GENEVA • Private bank BSI, which is being acquired by EFG International, is challenging a 95 million Swiss franc (S$132.8 million) penalty issued by Switzerland's financial regulator Finma over the lender's ties to 1Malaysia Development Berhad (1MDB).
"BSI believes that Finma's procedure leading to the decision was flawed in many respects and Finma's decision, as such, is disproportionate and incorrect," the company said in e-mailed statement yesterday, after lodging an appeal with the country's Federal Administrative Court.
"In addition, Finma's communication of the matter has severely harmed the reputation of the bank and its employees," it said.
Finma's move last month coincided with Singapore's financial regulator's decision to strip BSI of its banking licence over ties to troubled 1MDB. The Malaysian fund is at the centre of a multi-billion-dollar graft scandal, and its transactions have triggered investigations on three continents. The United States, Swiss and Singaporean prosecutors are investigating whether as much as US$4 billion (S$5.3 billion) may have been embezzled and laundered through 1MDB.
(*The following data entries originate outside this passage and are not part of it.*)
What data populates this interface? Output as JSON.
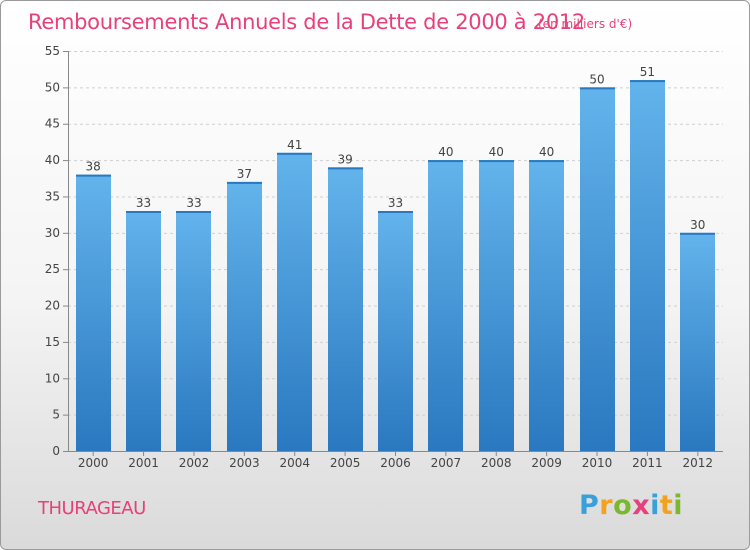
{
  "title": "Remboursements Annuels de la Dette de 2000 à 2012",
  "unit": "(en milliers d'€)",
  "commune": "THURAGEAU",
  "logo": {
    "letters": [
      "P",
      "r",
      "o",
      "x",
      "i",
      "t",
      "i"
    ],
    "colors": [
      "#3aa0dc",
      "#f2a21b",
      "#7ab82d",
      "#e8407a",
      "#3aa0dc",
      "#f2a21b",
      "#7ab82d"
    ]
  },
  "colors": {
    "accent": "#e8407a",
    "bar": "#3d8fd6",
    "bar_light": "#63b3ec",
    "bar_dark": "#2a78bf"
  },
  "chart_data": {
    "type": "bar",
    "title": "Remboursements Annuels de la Dette de 2000 à 2012",
    "xlabel": "",
    "ylabel": "",
    "categories": [
      "2000",
      "2001",
      "2002",
      "2003",
      "2004",
      "2005",
      "2006",
      "2007",
      "2008",
      "2009",
      "2010",
      "2011",
      "2012"
    ],
    "values": [
      38,
      33,
      33,
      37,
      41,
      39,
      33,
      40,
      40,
      40,
      50,
      51,
      30
    ],
    "ylim": [
      0,
      55
    ],
    "yticks": [
      0,
      5,
      10,
      15,
      20,
      25,
      30,
      35,
      40,
      45,
      50,
      55
    ],
    "grid": true
  }
}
Both 1MDB and Malaysian Prime Minister Najib Razak, who headed the fund's advisory board, have repeatedly denied wrongdoing.
BSI was ordered to give up 95 million Swiss francs of profit because the bank "ignored clear warning signals" about the risk of some transactions as it pursued higher-margin returns, Mr Mark Branson, head of the Swiss regulator known as Finma, said last month.
Finma also said BSI had repeatedly missed red flags in various transfers involving 1MDB over several years, and failed to double-check potentially suspect transactions, including a deposit of US$20 million described by a client as a"gift".
Finma's spokesman Vinzenz Mathys said its decisions can be challenged and subject to judicial review and "that's what's happening here".
Mr Rocco Maglio, a spokesman for the court, said he could not immediately confirm receipt of the appeal.